Those of us who live in Arizona have had a front-row seat in a series of McCain scandals -- his affair with a young heiress while married to the wife who raised his three children while he was a POW, his carpetbagging move to Arizona to begin his political career with his new wife's money and connections, the influencing-peddling of the Keating Five in the S&L collapse, and the DEA investigation that revealed that his wife had stolen drugs from a charity she ran to feed her addiction. Those incidents were certainly reprehensible, but what bothers me more is the vengeful and nasty way he handled the problem with his wife's drug addiction.

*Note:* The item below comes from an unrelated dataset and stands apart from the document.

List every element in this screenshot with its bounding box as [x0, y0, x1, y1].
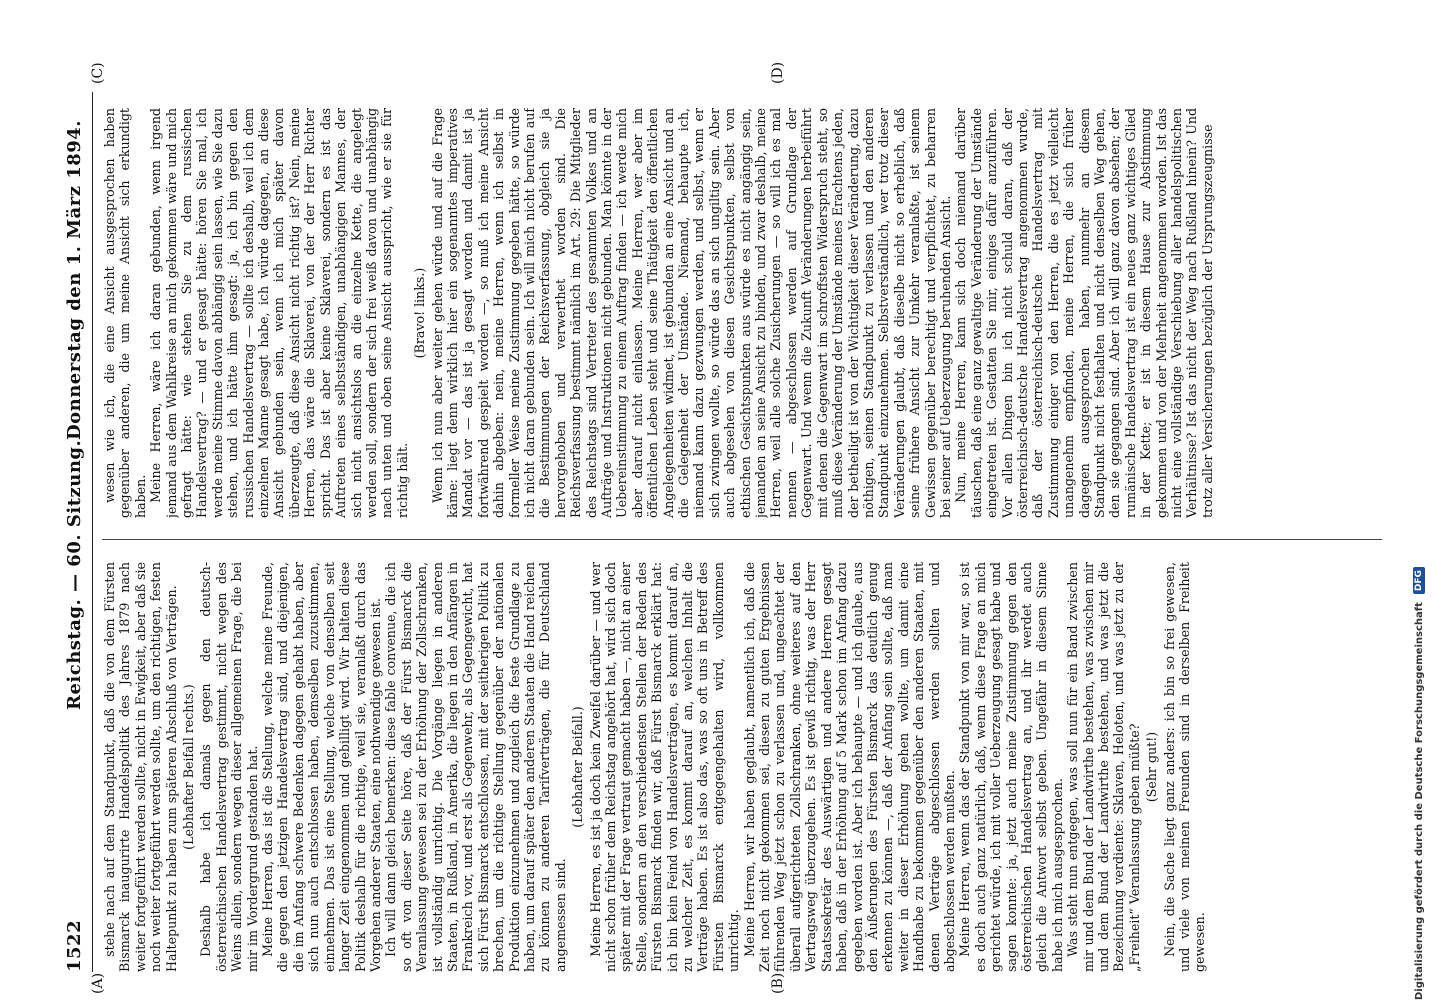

Amy Silverman, then a reporter for the Phoenix New Times (our 'alternative' weekly), had uncovered public records exposing Cindy's behavior. Cindy's addiction was made public the day those records were released. As Amy wrote for Salon in 1999:
But the story I was pursuing was not so much about Cindy McCain's unfortunate addiction. It was much more about her efforts to keep that story from coming to light, and the possible manipulation of the criminal justice system by her husband and his cohorts. ...It's a story of unintended consequences. It's also a story of power politics and media manipulation that's very un-McCain-like -- if you believe his national media hagiography.
More details about McCain's unpleasant history can be found in this excellent NY Times article from 2000.
This is a story we need to know, as in "Know thy enemy." I agree with clammyc that we need to get out front with the frame that McCain's history shows that he's not fit for the office he's been seeking for 50 years. We don't have to wait for a nominee to start exposing McCain.